I live in Portland, OR with my wife, two dogs, and three cats. All rescues. One cat is blind and is amazing. I write, read, research, and reluctantly garden. I’ve been a college instructor, an orientation and mobility instructor for blind adults, and also facilitate creative writing workshops, concentrating on Craft of Fiction. Did I mention all the animals are rescues? Did I mention my spouse was a veterinarian? See the cause and effect?
2. Tell us about your book
“Bowery Girl” is set in the Lower Eastside of Manhattan in 1883 and follows the lives, struggles and dreams of Mollie Flynn, a pickpocket, and Annabelle Lee, a prostitute.
3. What inspired you to write Bowery Girl?
I ran across a copy of Jacob Riis’ “How the Other Half Lives” in a dusty bookstore. The book tells the heartrending stories of the Lower Eastside of Manhattan in the 1880s, accompanied by photographs Riis had taken. Riis was considered a muckraker at the time. But he passionately believed people should know about the extreme poverty of the area.

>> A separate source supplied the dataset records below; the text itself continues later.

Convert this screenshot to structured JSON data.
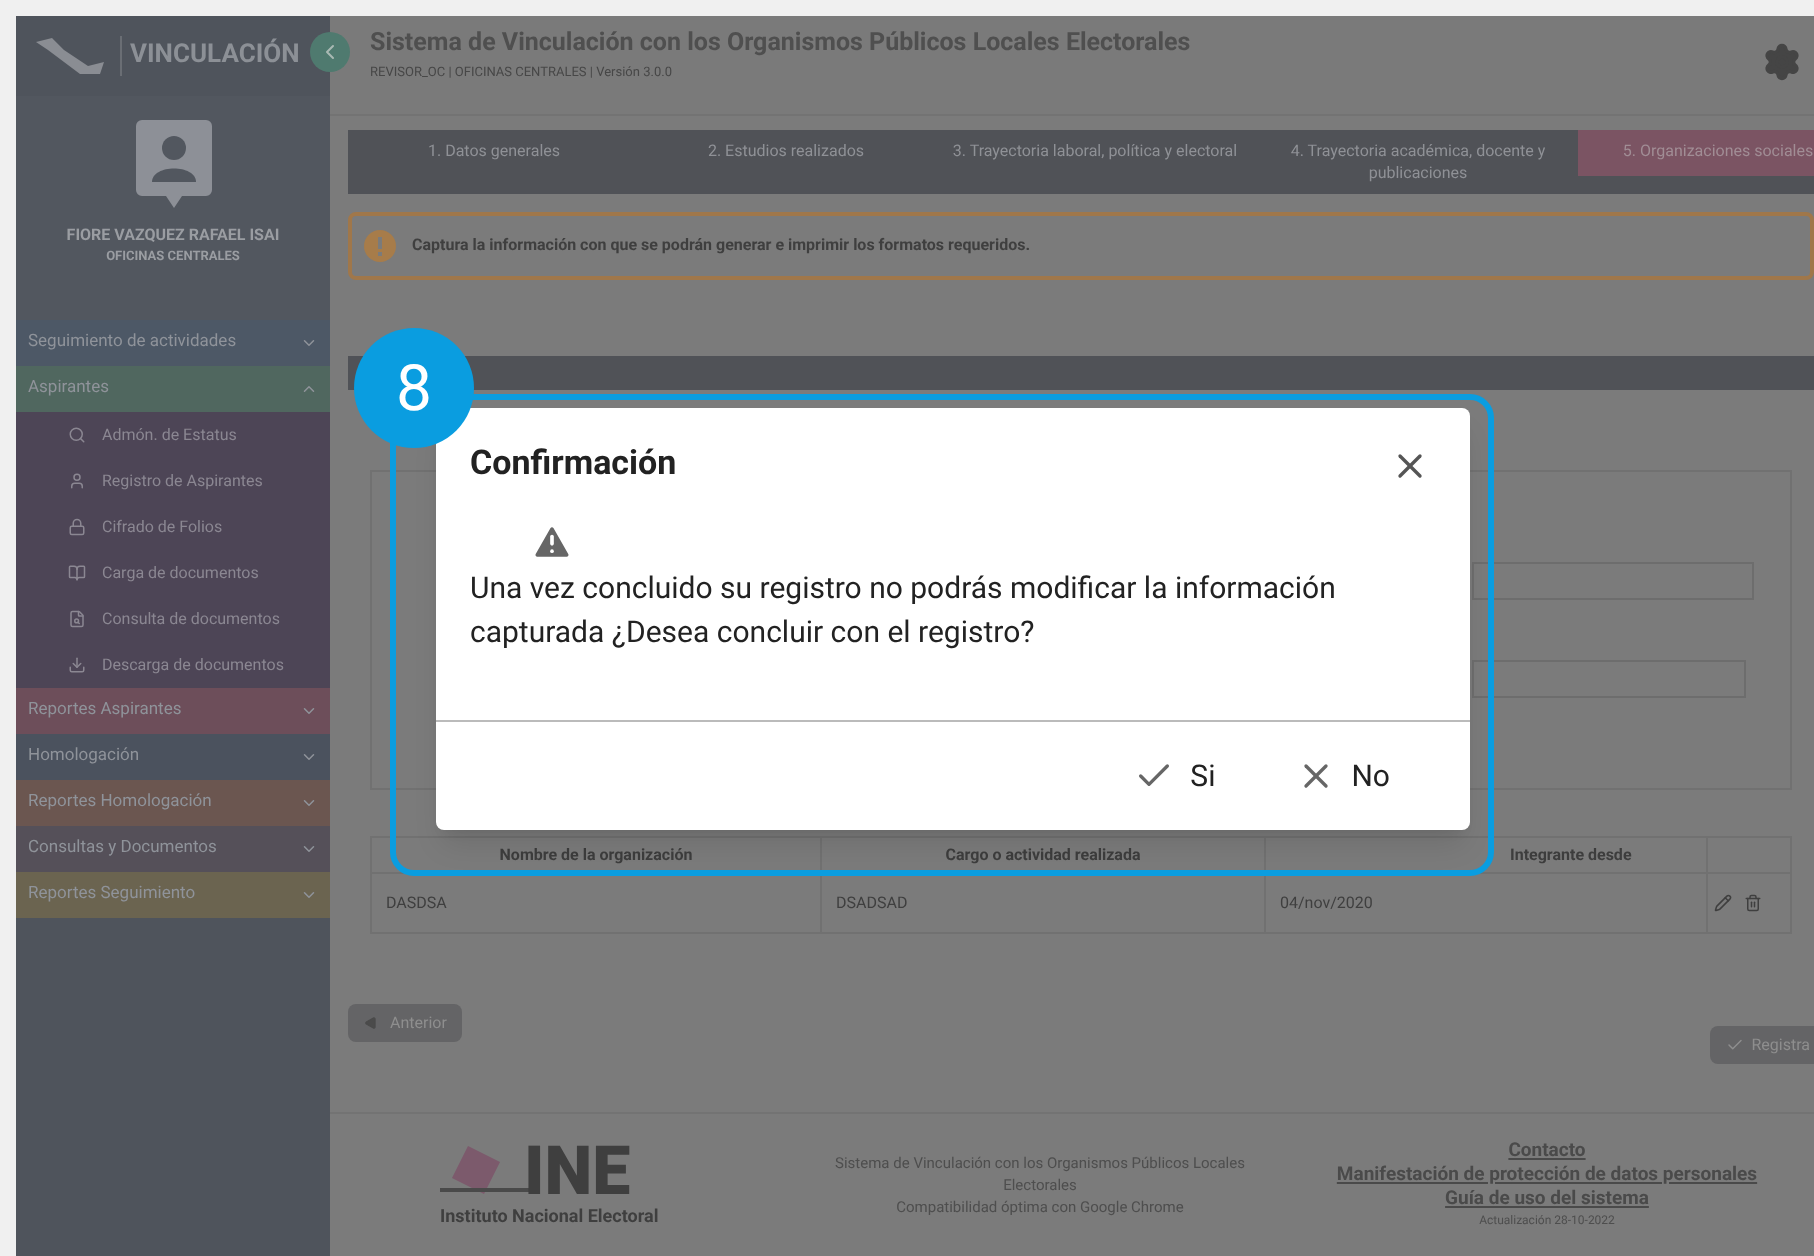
{
  "header": {
    "title": "Sistema de Vinculación con los Organismos Públicos Locales Electorales",
    "subtitle": "REVISOR_OC | OFICINAS CENTRALES | Versión 3.0.0"
  },
  "sidebar": {
    "brand": "VINCULACIÓN",
    "user_name": "FIORE VAZQUEZ RAFAEL ISAI",
    "user_office": "OFICINAS CENTRALES",
    "items": [
      {
        "label": "Seguimiento de actividades",
        "color": "#4d5866",
        "expanded": false
      },
      {
        "label": "Aspirantes",
        "color": "#50675f",
        "expanded": true,
        "children": [
          {
            "label": "Admón. de Estatus"
          },
          {
            "label": "Registro de Aspirantes"
          },
          {
            "label": "Cifrado de Folios"
          },
          {
            "label": "Carga de documentos"
          },
          {
            "label": "Consulta de documentos"
          },
          {
            "label": "Descarga de documentos"
          }
        ]
      },
      {
        "label": "Reportes Aspirantes",
        "color": "#6d4e5a",
        "expanded": false
      },
      {
        "label": "Homologación",
        "color": "#4b525e",
        "expanded": false
      },
      {
        "label": "Reportes Homologación",
        "color": "#6b5650",
        "expanded": false
      },
      {
        "label": "Consultas y Documentos",
        "color": "#555059",
        "expanded": false
      },
      {
        "label": "Reportes Seguimiento",
        "color": "#6b6450",
        "expanded": false
      }
    ]
  },
  "tabs": [
    {
      "label": "1. Datos generales",
      "selected": false
    },
    {
      "label": "2. Estudios realizados",
      "selected": false
    },
    {
      "label": "3. Trayectoria laboral, política y electoral",
      "selected": false
    },
    {
      "label": "4. Trayectoria académica, docente y publicaciones",
      "selected": false
    },
    {
      "label": "5. Organizaciones sociales",
      "selected": true
    }
  ],
  "alert": {
    "text": "Captura la información con que se podrán generar e imprimir los formatos requeridos."
  },
  "table": {
    "columns": [
      "Nombre de la organización",
      "Cargo o actividad realizada",
      "Integrante desde"
    ],
    "rows": [
      {
        "cells": [
          "DASDSA",
          "DSADSAD",
          "04/nov/2020"
        ]
      }
    ]
  },
  "buttons": {
    "back": "Anterior",
    "register": "Registra"
  },
  "footer": {
    "logo_text": "INE",
    "logo_caption": "Instituto Nacional Electoral",
    "info": [
      "Sistema de Vinculación con los Organismos Públicos Locales Electorales",
      "Compatibilidad óptima con Google Chrome"
    ],
    "links": [
      "Contacto",
      "Manifestación de protección de datos personales",
      "Guía de uso del sistema"
    ],
    "updated": "Actualización 28-10-2022"
  },
  "dialog": {
    "title": "Confirmación",
    "message": "Una vez concluido su registro no podrás modificar la información capturada ¿Desea concluir con el registro?",
    "confirm": "Si",
    "cancel": "No"
  },
  "annotation": {
    "label": "8"
  }
}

He traveled all over the U.S., shining the slides of the images on lecture walls, while telling the tales of the people who inhabited such a dismal world.
There were tens of thousands of “Street Arabs” roaming the allies and thoroughfares. And I wondered what a young woman would have become on those streets, how she would survive, what brought her joy, and what were her dreams. This as the glimmer of Mollie Flynn, the protagonist of Bowery Girl.
4. How much time per week do you spend writing/editing your work?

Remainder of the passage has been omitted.